The rest of the team included Zhao Ma, Purdue University; Jacob Barney, Virginia Tech; Shaun Coutts, University of Sheffield, England; Ana Caicedo, University of Massachusetts; Rosemarie De Clerck-Floate, Agriculture and Agri-Food Canada, Canada; Natalie West, USDA-ARS, Montana; Lior Blank, ARO, Volcani Center, Israel; Alexander Metcalf, University of Montana; Myrtille Lacoste, The University of Western Australia and Curtin University, Australia; Carlo Moreno, The College of Wooster, Ohio; Jeffrey Evans, USDA-ARS, Illinois, now at Farmscape Analytics, New Hampshire; Ian Burke, Washington State University; and Hugh Beckie, Agriculture and Agri-Food Canada, now with The University of Western Australia.
Graham added that the team framed the landscape-scale weed management issue as a social dilemma, where trade-offs occur between individual and collective interests. Combining perspectives from biologists and social scientists, the team applied a transdisciplinary systems approach to four pressing landscape-scale weed management challenges:
– Plant biosecurity – The protection of plant resources from alien pests is a key policy and regulatory tool governments use to limit intentional or accidental spread of weeds, locally and globally. Plant biosecurity includes quarantine, inspection of freight at ports and certified treatment schemes such as bulk fumigation of certain types of cargo. Some governments fail to make these necessary investments to protect global biodiversity.

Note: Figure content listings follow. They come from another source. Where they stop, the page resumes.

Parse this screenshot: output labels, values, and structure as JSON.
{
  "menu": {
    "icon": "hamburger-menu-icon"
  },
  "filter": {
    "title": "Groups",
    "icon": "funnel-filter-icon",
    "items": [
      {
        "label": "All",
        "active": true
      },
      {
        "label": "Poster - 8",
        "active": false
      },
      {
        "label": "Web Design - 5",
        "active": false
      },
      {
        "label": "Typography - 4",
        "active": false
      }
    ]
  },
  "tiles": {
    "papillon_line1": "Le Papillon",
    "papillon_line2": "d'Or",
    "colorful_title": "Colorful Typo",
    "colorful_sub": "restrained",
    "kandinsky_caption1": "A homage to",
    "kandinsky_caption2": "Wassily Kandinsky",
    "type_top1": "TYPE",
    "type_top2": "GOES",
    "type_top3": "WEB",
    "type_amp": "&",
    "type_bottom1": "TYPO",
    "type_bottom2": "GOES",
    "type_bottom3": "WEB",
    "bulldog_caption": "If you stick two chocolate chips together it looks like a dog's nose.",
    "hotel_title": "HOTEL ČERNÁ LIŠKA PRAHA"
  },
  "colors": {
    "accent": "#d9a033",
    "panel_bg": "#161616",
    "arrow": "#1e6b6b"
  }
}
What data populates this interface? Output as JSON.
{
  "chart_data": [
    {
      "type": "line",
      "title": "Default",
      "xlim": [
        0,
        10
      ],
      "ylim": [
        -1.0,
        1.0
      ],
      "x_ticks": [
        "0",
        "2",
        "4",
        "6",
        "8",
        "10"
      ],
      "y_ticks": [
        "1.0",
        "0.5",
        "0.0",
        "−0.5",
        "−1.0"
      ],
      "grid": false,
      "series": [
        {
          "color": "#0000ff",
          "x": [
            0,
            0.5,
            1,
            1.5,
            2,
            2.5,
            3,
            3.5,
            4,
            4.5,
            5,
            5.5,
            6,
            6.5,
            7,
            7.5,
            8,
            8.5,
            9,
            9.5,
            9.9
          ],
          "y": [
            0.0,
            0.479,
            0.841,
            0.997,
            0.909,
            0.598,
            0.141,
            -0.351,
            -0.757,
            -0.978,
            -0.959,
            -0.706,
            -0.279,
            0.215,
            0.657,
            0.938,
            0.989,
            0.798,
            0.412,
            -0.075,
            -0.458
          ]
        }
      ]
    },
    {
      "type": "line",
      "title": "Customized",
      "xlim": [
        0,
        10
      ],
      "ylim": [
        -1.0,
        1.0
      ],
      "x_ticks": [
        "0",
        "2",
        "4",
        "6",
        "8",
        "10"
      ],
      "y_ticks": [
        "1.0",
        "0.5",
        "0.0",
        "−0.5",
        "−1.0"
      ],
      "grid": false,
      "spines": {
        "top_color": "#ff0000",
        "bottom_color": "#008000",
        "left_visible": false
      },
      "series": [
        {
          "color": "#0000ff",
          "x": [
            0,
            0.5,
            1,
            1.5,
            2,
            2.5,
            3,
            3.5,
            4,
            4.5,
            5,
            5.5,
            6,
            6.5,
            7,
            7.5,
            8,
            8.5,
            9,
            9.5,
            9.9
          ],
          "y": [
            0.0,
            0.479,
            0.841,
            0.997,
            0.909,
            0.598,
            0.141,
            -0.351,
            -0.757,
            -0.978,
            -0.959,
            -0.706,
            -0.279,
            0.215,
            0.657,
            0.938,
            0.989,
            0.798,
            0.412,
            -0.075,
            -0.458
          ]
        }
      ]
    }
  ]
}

– Weed seed contamination – Weeds, especially those closely related to crops, are common contaminants of crop seeds and can spread through equipment sharing. For example, weedy rice is a noxious weed that threatens global rice production. Due to its propensity for seed shattering and long seed dormancy, weedy rice is an efficient invader that can cause up to 80 percent yield loss in rice and substantially reduce marketable grain quality.
– Herbicide susceptibility – Herbicide-resistant weeds are proliferating exponentially, threatening farm productivity and profitability. At least 60 countries have reported herbicide-resistant weeds, including about 500 species-herbicide group combinations. Treating herbicide-resistant weeds costs around $4 billion annually in the U.S. alone.
– Weed biological control – Classic weed biological control employs host-specific arthropods or pathogens from a weed’s native environment to reduce weed populations in invaded systems. These strategies can have high benefit-to-cost ratios due to long-lasting, low-input costs, and provide management options where other tools are unavailable or impractical.
Bagavathiannan said that across these challenges, the public goods nature of weeds requires active contributions and development of shared goals, and approaches must respect the unique perspectives and diverse capacities of contributors.
“Achieving such an agreement requires good working relationships, or at least shared values, where contributors are willing to transparently demonstrate their efforts and contribute shared resources to help those who are least able to contribute,” he said.
Describing their findings, Graham outlined four new principles for landscape-scale weed management: clearly articulate shared goals and secure commitments from contributors; establish good working relationships and shared values among contributors; make individual contributions transparent; and generate pooled resources to support weakest-link problems or address asymmetries in the public good.
“These principles emphasize the importance of recognizing the cross-boundary nature of different weed management challenges and embracing the appropriate cross-boundary solutions,” said contributor Dr. Alexander Metcalf, a professor of human dimensions at the University of Montana.